Comprehensive Neighborhood Revitalization
The Greater Spruce Street Neighborhood Revitalization Initiative – led by NJCDC – seeks to improve the quality of life for Paterson residents living in and around the Great Falls Historic District and Spruce Street corridor. Despite the natural beauty of the Great Falls, much of the area is characterized by blight, underutilized or abandoned mill buildings, considerable substandard housing, and other signs of pervasive poverty such as underemployment and crime. We believe that the resurgence and renewal of this neighborhood is essential to the preservation and revitalization of Paterson itself.
This initiative is designed to work closely with prominent community stakeholders to create a comprehensive neighborhood plan and revitalization strategy offering pragmatic ways to improve the social, economic, and physical elements of the area. To that end, the main goal of this initiative will be the creation of an actionable, 5-10 year plan for sustainable revitalization and surgical redevelopment based on the ideas and aspirations of residents, business owners, community activists, institutional executives, civic leaders and other locally based groups. This is particularly important in low-income and minority neighborhoods, like Paterson, where too often, powerful outside interests determine the shape of housing and economic development efforts— overriding the interests of local residents, institutions, and long-standing community stakeholders.
The plan further defines major quality of life issues negatively affecting the neighborhood and present solutions for correcting these problems over the short, medium, and long term. Also critical will be capitalizing on the sustainable business sector, working in consonance with green-sector jobs and preparing for the second industrial revolution that builds opportunities in a less consumptive, efficient, and sustainable way.

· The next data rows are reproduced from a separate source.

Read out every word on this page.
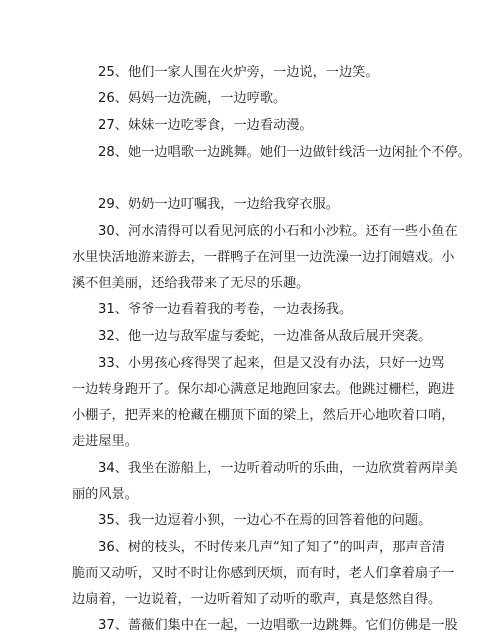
25、他们一家人围在火炉旁，一边说，一边笑。
26、妈妈一边洗碗，一边哼歌。
27、妹妹一边吃零食，一边看动漫。
28、她一边唱歌一边跳舞。她们一边做针线活一边闲扯个不停。
29、奶奶一边叮嘱我，一边给我穿衣服。
30、河水清得可以看见河底的小石和小沙粒。还有一些小鱼在
水里快活地游来游去，一群鸭子在河里一边洗澡一边打闹嬉戏。小
溪不但美丽，还给我带来了无尽的乐趣。
31、爷爷一边看着我的考卷，一边表扬我。
32、他一边与敌军虚与委蛇，一边准备从敌后展开突袭。
33、小男孩心疼得哭了起来，但是又没有办法，只好一边骂
一边转身跑开了。保尔却心满意足地跑回家去。他跳过栅栏，跑进
小棚子，把弄来的枪藏在棚顶下面的梁上，然后开心地吹着口哨，
走进屋里。
34、我坐在游船上，一边听着动听的乐曲，一边欣赏着两岸美
丽的风景。
35、我一边逗着小狈，一边心不在焉的回答着他的问题。
36、树的枝头，不时传来几声“知了知了”的叫声，那声音清
脆而又动听，又时不时让你感到厌烦，而有时，老人们拿着扇子一
边扇着，一边说着，一边听着知了动听的歌声，真是悠然自得。
37、蔷薇们集中在一起，一边唱歌一边跳舞。它们仿佛是一股
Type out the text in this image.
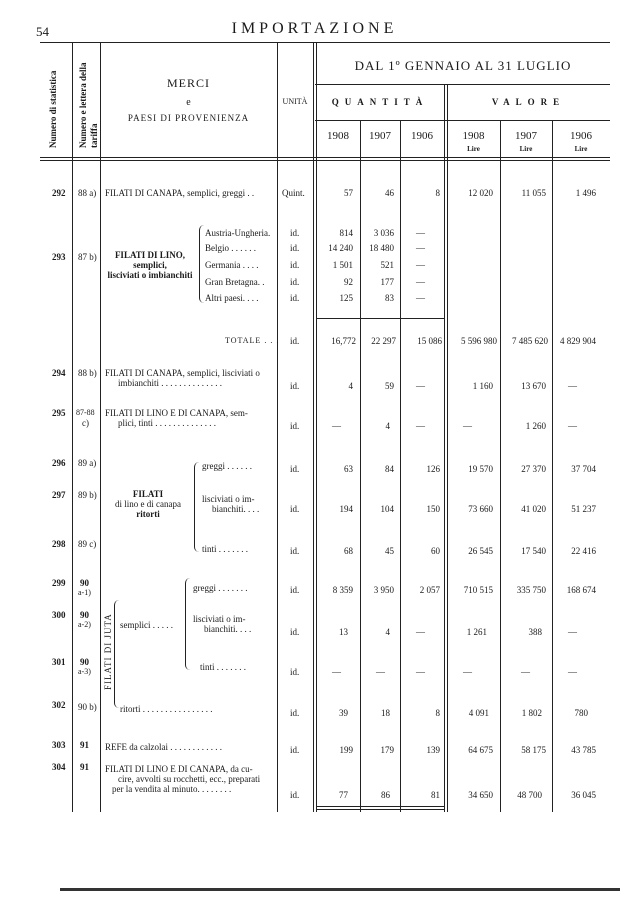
54	IMPORTAZIONE
Numero di statistica Numero e lettera della tariffa
MERCI
e
PAESI DI PROVENIENZA
UNITÀ
DAL 1º GENNAIO AL 31 LUGLIO
QUANTITÀ	VALORE
1908	1907	1906	1908	1907	1906
Lire	Lire	Lire
292 88 a) FILATI DI CANAPA, semplici, greggi . .	Quint.	57	46	8	12 020	11 055	1 496
293 87 b)	FILATI DI LINO,
semplici,
lisciviati o imbianchiti
Austria-Ungheria. id.	814	3 036	—
Belgio . . . . . .	id.	14 240	18 480	—
Germania . . . .	id.	1 501	521	—
Gran Bretagna. .	id.	92	177	—
Altri paesi. . . .	id.	125	83	—
TOTALE . . . id.	16,772	22 297	15 086	5 596 980	7 485 620	4 829 904
294 88 b) FILATI DI CANAPA, semplici, lisciviati o
imbianchiti . . . . . . . . . . . . . .	id.	4	59	—	1 160	13 670	—
295 87-88
c)
FILATI DI LINO E DI CANAPA, sem-
plici, tinti . . . . . . . . . . . . . .	id.	—	4	—	—	1 260	—
FILATI
di lino e di canapa
ritorti
296 89 a)	greggi . . . . . .	id.	63	84	126	19 570	27 370	37 704
297 89 b)	lisciviati o im-
bianchiti. . . .	id.	194	104	150	73 660	41 020	51 237
298 89 c)	tinti . . . . . . .	id.	68	45	60	26 545	17 540	22 416
FILATI DI JUTA semplici . . . . .
299 90
a-1)	greggi . . . . . . .	id.	8 359	3 950	2 057	710 515	335 750	168 674
300 90
a-2)
lisciviati o im-
bianchiti. . . .	id.	13	4	—	1 261	388	—
301 90
a-3)	tinti . . . . . . .	id.	—	—	—	—	—	—
302 90 b)	ritorti . . . . . . . . . . . . . . . .	id.	39	18	8	4 091	1 802	780
303 91 REFE da calzolai . . . . . . . . . . . .	id.	199	179	139	64 675	58 175	43 785
304 91 FILATI DI LINO E DI CANAPA, da cu-
cire, avvolti su rocchetti, ecc., preparati
per la vendita al minuto. . . . . . . .
id.	77	86	81	34 650	48 700	36 045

Finally, the plan builds on the existing community strengths and assets, such as the current Great Falls State Park and potential Great Falls National Park, building off the city’s rich industrial legacy and positioning it for sustainable revitalization. 
This initiative is funded in partnership with the Wachovia Regional Foundation, the NJ Department of Community Affairs’ Division of Community Resources, J.P. Morgan Chase, and others. Several of New Jersey’s best and brightest graduate and undergraduate students in the planning, policy, architectural, and social sciences will also participate in this work through the Housing Scholars program, organized with New Jersey Institute of Technology (NJIT), Wachovia Bank, and the NJ Department of Community Affairs (DCA).
NJCDC headquarters on Spruce Street — Frank R. Lautenberg Transportation Opportunity Center in the old Frame Fitting Shop of the Rogers Locomotive Works.